Before: ENGEL, MILBURN and NORRIS, Circuit Judges.


ORDER

Gary V. Bullard appeals his sentence of imprisonment entered on his plea of guilty to being a felon in possession of a firearm in violation of 18 U.S.C. §§ 922(g) (1) & 924(a) (2) and possessing marijuana with intent to distribute in violation of 21 U.S.C. § 841(a) (1). The district court sentenced Bullard to 156 months of imprisonment and five years of supervised release. The case has been referred to a panel of the court pursuant to Rule 9(a), Rules of the Sixth Circuit. Upon examination, this panel unanimously agrees that oral argument is not needed. Fed. R. App. P. 34(a).

In this timely appeal, Bullard's counsel has filed a motion to withdraw his representation and a brief in compliance with Anders v. California, 386 U.S. 738 (1967). Bullard has not filed a response to his counsel's motion to withdraw. Before the motion to withdraw was filed, however, Bullard filed a letter in which he indicated that he was dissatisfied with counsel and requested a replacement. Bullard did not claim, however, that he and defense counsel had irreconcilable differences or that counsel suffered from a conflict of interest. Bullard's sole argument is that the district court did not understand that it had the power to depart downward from the guidelines under USSG Sec. 5K2.13 and that the district court's failure to understand its own power requires a remand for consideration of the downward departure.

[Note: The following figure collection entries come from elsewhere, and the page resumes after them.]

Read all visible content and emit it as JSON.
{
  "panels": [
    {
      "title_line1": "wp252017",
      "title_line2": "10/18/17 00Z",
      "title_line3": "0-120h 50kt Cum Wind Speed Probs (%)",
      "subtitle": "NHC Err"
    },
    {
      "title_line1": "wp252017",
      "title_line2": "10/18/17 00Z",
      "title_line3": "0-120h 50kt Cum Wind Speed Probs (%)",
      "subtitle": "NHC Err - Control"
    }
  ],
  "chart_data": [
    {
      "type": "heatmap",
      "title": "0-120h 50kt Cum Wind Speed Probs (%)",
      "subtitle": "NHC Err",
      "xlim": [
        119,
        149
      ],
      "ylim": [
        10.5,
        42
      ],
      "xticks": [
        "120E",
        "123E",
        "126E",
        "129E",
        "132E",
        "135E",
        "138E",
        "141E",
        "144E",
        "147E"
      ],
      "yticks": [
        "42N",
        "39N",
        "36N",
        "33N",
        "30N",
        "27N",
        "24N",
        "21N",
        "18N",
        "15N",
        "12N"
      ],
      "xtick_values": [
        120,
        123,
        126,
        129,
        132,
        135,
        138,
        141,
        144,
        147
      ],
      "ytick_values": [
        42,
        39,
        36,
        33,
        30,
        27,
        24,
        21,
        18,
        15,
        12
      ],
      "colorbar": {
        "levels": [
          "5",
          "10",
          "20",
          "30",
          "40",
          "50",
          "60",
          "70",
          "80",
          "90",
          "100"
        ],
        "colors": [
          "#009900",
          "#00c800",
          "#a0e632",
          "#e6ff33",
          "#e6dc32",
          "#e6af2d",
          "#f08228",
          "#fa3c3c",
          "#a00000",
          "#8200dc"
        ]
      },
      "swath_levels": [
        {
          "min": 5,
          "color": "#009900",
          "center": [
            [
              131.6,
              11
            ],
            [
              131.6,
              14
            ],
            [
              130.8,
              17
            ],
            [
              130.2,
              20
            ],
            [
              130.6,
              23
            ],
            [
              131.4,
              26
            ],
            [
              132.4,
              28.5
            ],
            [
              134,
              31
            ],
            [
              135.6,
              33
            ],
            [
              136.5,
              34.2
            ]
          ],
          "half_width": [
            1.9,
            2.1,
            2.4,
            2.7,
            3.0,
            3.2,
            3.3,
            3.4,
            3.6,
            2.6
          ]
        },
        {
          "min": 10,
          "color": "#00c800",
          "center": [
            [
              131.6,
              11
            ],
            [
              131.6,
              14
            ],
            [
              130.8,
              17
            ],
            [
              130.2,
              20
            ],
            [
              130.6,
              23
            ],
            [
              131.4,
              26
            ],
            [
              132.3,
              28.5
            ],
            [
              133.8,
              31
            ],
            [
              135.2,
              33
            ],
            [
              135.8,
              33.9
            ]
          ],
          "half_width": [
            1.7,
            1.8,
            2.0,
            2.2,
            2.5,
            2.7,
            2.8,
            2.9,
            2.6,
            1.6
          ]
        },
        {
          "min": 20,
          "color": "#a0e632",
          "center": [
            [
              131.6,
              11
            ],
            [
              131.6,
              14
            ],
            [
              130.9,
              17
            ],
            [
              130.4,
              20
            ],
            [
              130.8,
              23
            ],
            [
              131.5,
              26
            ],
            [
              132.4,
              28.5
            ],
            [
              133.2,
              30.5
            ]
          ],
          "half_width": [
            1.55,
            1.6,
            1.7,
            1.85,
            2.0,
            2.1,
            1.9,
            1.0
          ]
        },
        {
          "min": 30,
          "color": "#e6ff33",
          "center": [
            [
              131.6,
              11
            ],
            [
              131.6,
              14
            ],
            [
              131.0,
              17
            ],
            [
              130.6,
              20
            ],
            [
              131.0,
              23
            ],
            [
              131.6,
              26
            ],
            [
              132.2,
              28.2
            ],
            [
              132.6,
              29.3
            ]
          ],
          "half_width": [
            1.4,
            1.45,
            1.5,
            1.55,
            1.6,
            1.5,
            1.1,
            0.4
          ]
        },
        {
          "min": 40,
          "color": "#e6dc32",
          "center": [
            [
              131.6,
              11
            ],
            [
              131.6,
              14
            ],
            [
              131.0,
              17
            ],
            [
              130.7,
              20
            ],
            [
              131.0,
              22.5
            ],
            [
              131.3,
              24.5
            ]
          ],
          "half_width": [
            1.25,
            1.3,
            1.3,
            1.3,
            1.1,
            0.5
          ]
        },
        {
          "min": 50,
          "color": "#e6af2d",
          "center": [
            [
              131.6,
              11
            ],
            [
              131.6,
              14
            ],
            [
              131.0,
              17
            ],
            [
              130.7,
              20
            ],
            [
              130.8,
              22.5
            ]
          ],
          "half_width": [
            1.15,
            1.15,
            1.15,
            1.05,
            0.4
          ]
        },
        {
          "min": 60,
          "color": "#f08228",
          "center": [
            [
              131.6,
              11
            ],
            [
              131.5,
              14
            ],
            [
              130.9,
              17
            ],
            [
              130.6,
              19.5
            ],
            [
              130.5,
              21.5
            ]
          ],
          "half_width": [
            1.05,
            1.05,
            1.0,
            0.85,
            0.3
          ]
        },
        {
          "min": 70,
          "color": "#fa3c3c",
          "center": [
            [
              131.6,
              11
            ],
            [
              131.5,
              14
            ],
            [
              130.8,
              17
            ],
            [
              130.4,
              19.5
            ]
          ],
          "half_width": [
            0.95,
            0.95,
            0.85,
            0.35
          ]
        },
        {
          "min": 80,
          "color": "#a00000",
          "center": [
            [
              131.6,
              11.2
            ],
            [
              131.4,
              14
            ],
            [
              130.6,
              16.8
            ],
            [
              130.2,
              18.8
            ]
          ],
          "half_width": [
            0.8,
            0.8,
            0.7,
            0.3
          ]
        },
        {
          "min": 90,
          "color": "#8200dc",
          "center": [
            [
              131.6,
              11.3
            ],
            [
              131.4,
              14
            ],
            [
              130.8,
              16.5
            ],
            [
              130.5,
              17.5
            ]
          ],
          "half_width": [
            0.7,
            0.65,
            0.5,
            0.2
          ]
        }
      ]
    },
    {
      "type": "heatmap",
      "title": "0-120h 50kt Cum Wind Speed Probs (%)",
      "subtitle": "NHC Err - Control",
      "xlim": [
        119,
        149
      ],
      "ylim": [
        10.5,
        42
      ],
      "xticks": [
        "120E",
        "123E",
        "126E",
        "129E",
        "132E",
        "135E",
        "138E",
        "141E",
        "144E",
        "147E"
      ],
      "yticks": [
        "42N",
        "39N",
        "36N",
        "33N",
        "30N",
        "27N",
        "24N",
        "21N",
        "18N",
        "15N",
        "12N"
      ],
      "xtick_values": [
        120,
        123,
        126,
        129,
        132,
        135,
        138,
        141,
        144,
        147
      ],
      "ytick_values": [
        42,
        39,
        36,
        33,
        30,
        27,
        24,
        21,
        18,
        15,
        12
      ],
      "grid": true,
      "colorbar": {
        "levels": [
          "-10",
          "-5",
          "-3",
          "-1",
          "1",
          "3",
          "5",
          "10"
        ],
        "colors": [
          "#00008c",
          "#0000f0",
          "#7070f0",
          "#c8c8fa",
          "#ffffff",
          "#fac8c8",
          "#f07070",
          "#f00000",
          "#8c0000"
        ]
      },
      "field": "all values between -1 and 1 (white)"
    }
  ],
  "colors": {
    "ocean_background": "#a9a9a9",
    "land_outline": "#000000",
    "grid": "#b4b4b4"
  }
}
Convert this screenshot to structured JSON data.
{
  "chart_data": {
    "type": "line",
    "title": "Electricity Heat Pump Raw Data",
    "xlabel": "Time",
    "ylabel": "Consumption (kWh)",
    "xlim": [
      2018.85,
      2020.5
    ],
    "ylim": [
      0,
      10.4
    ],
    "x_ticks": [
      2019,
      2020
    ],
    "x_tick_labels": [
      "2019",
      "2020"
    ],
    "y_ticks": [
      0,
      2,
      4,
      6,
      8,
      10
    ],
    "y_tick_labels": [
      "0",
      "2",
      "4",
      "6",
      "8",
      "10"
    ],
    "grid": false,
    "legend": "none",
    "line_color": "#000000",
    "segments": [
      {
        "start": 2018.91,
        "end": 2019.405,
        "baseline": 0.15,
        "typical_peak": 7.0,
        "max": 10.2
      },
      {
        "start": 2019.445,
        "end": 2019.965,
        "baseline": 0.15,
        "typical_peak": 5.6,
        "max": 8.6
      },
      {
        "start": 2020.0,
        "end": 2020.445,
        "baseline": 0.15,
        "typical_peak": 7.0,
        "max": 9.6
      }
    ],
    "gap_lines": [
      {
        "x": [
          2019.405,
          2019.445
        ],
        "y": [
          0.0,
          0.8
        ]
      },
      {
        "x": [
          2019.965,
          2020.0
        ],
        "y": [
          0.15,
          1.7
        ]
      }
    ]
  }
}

Upon review, we conclude that the district court's decision not to depart downward is not subject to review. In general, an appellate court is without jurisdiction to review a decision not to effect a downward departure. United States v. Pickett, 941 F.2d 411, 417 (6th Cir. 1991). Nonetheless, a refusal to depart downward may be reviewed if the district court incorrectly believed that it could not consider a defendant's mitigating circumstances and exercise discretion to depart under the guidelines. United States v. Landers, 39 F.3d 643, 649 (6th Cir. 1994); United States v. Griffith, 17 F.3d 865, 882 (6th Cir.), cert. denied, 115 S. Ct. 149 (1994). Where there is no such error, however, and the sentence is otherwise lawful, the failure to depart is not subject to review. United States v. Davis, 919 F.2d 1181, 1187 (6th Cir. 1990). The record in this case does not reveal the slightest indication that the district court incorrectly believed that it could not consider mitigating circumstances. Thus, the district court committed no error, and the sentence is otherwise lawful. Therefore, the district court's decision not to depart downward is not subject to review under 18 U.S.C. § 3742(a).

We have further examined the record in this case, including the transcripts of Bullard's plea and sentencing, and conclude that no reversible error is apparent from the record. The appointment of new counsel is not warranted under the circumstances of this case.

Accordingly, we grant counsel's motion to withdraw and affirm the district court's judgment. Rule 9(b) (3), Rules of the Sixth Circuit.